No voy a regresar a Teloloapan: ex alcalde

Pablo Urióstegui reconoció que abandonó al grupo de autodefensas que estaba organizando al señalar que la población tiene miedo. 
Don Martín lamentó que el movimiento en Teloloapan fuera desmantelado.
El ex alcalde reconoció que la gente tiene miedo (Archivo) (Rogelio Agustín Esteban)

Teloloapan

Caminando entre los cerros que conducen hacia Taxco, el ex presidente municipal de Teloloapan, Pedro Pablo Urióstegui Salgado huyó del bloqueo que mantuvo en la carretera federal Iguala-Pungarabato durante seis días; dejó abandonados a cientos de pobladores que lo respaldaron de buena fe.

El Periódico Acontecer, que circula en la cabecera de Teloloapan relató en su edición del martes 25 de febrero, como el ex primer edil se retiró del desalojo la noche del domingo.

"La verdad es que vimos mucha ley, mucho gobierno y mejor traté de salir por el cerro de Ahuacatitlán (hacia Taxco) y ahorita estamos en Pachivia; no me voy a arriesgar", dijo Pablo Urióstegui.

La mañana del lunes, cuando las fuerzas federales y estatales se posicionaron de la carretera, Pedro Pablo y el grueso de sus seguidores ya estaban fuera de la ciudad, pues pactaron la disolución del movimiento desde la noche del domingo 23.

Los que aguantaron en la plaza central y en la vía federal, fueron ciudadanos de pueblos cercanos que se sumaron de buena fe, con la esperanza de recuperar algunos familiares que permanecen secuestrados desde hace varios meses.
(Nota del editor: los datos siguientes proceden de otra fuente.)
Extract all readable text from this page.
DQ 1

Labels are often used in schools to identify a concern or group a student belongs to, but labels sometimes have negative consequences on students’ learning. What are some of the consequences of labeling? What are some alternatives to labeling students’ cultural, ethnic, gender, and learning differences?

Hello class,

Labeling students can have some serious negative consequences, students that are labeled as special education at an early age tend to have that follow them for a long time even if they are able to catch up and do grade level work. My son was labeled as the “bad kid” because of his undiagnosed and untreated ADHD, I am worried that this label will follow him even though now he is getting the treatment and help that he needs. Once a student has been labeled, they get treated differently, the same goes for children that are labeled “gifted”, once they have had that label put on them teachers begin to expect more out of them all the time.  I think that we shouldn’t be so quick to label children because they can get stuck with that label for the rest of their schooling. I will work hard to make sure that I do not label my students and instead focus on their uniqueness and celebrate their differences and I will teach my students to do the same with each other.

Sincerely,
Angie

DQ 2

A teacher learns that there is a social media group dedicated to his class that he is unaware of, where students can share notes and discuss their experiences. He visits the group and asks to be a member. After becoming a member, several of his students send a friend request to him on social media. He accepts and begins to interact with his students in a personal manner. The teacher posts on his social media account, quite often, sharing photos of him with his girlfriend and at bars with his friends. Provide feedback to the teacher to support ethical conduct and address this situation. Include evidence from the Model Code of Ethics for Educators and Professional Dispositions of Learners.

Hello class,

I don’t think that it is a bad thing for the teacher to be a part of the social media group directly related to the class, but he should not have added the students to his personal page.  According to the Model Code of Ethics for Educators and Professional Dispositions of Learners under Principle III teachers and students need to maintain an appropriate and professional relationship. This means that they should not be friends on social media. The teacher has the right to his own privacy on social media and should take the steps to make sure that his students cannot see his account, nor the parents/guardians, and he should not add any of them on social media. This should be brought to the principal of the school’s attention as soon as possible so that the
Ellos vestían playeras con las siglas del Movimiento Ciudadano de Teloloapan Guerrero (MCTG) y otros del Movimiento Apaxtlense Adrián Castrejón (MAAC), todos en su momento creyeron que el político se mantendría firme.
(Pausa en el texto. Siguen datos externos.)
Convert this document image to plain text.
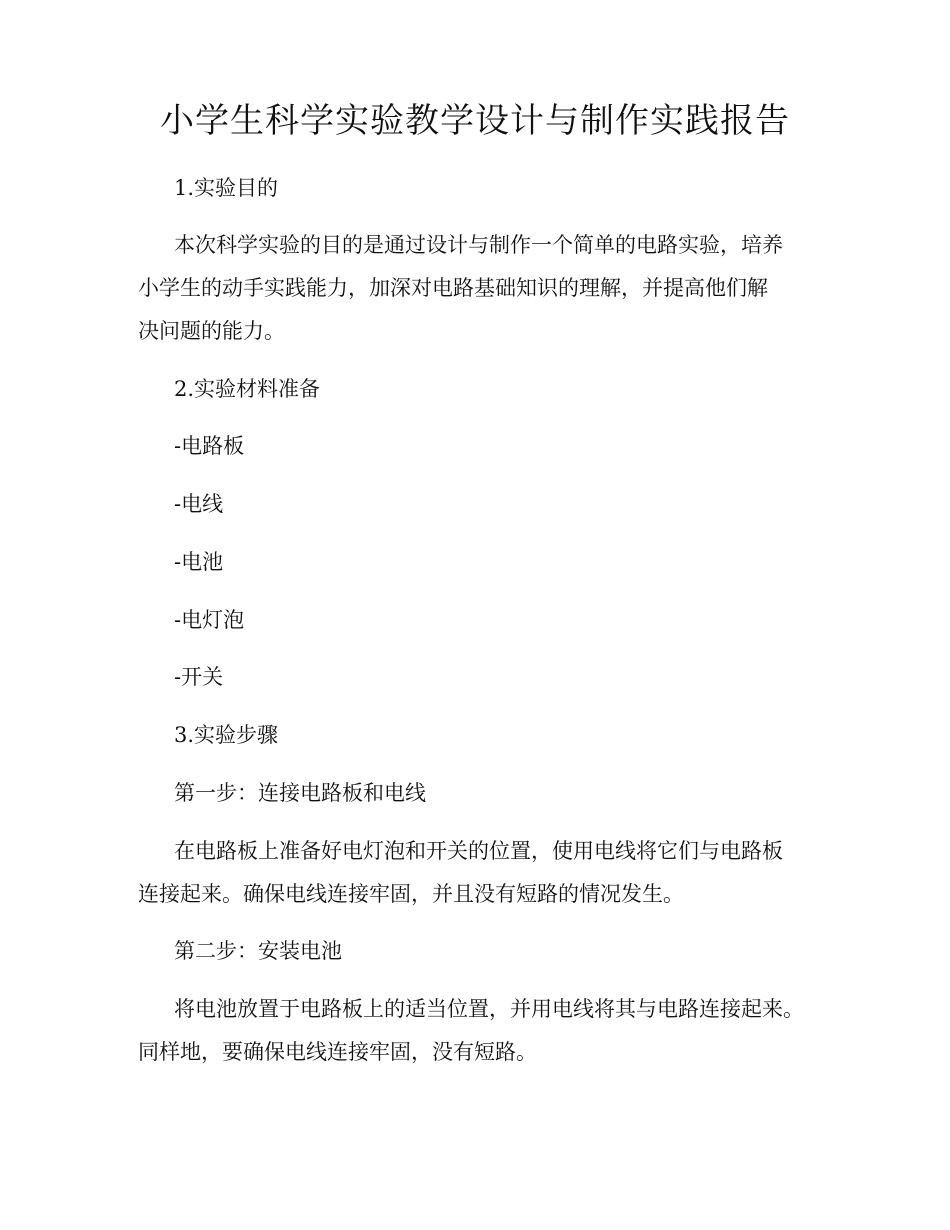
小学生科学实验教学设计与制作实践报告

1.实验目的

本次科学实验的目的是通过设计与制作一个简单的电路实验，培养

小学生的动手实践能力，加深对电路基础知识的理解，并提高他们解

决问题的能力。

2.实验材料准备

-电路板

-电线

-电池

-电灯泡

-开关

3.实验步骤

第一步：连接电路板和电线

在电路板上准备好电灯泡和开关的位置，使用电线将它们与电路板

连接起来。确保电线连接牢固，并且没有短路的情况发生。

第二步：安装电池

将电池放置于电路板上的适当位置，并用电线将其与电路连接起来。

同样地，要确保电线连接牢固，没有短路。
Pero el contenido de las llamadas cruzadas la mañana del lunes 24 desnudan la imagen del dirigente, desacreditado en el PRD y rechazado por el PRI en los comicios del 2005, cuando dicho instituto político perdió la gubernatura de Guerrero.

"Los que llegaron conmigo ya están en sus lugares de origen", remarcó Urióstegui Salgado a los reporteros del Periódico, con quienes mantuvo comunicación durante casi toda su retirada.

Al resto de los comunicadores ya no les tomó la llamada.

Para el martes 25 ya estaba en Taxco, dijo que no pensaba regresar a Teloloapan y que ya no pretendía encabezar ningún movimiento de autodefensa, pese a que el mismo lunes un grupo de seguidores se trasladó a Chilpancingo para entrevistarse con Bruno Placido Valerio, dirigente de la Unión de Pueblos Organizados del Estado de Guerrero (UPOEG).

"En Teloloapan la gente tiene miedo y así no se puede", justificó su actuación.

Respecto a su hijo Tomás Urióstegui García, quien permanece cautivo desde el 13 de mayo de 2013 en un pueblo cerca de Arcelia, Pedro Pablo manifestó que espera un gesto humanitario de Santana Ríos, presunto líder de la Familia Michoacana (FM) en la región Norte de la entidad.

"Yo, ahora soy solamente un costal de huesos", dijo en torno a su estado de ánimo, mermado por no lograr la liberación de Tomás y sorprendido por la fuerza policial y militar que se desplegó para reabrir la circulación vehicular.

A una semana del primer brote de inconformidad social contra la delincuencia organizada, en la ciudad tecampanera hay dos páginas de Facebook que llaman a mantener la resistencia.

Solo en Teloloapan y Telo Informo son los espacios en donde los jóvenes de la localidad piden que la población de la cabecera municipal se reagrupe, se organice y pida que las corporaciones que se movilizaron el pasado lunes se mantengan movilizadas hasta que se logre la detención de los delincuentes.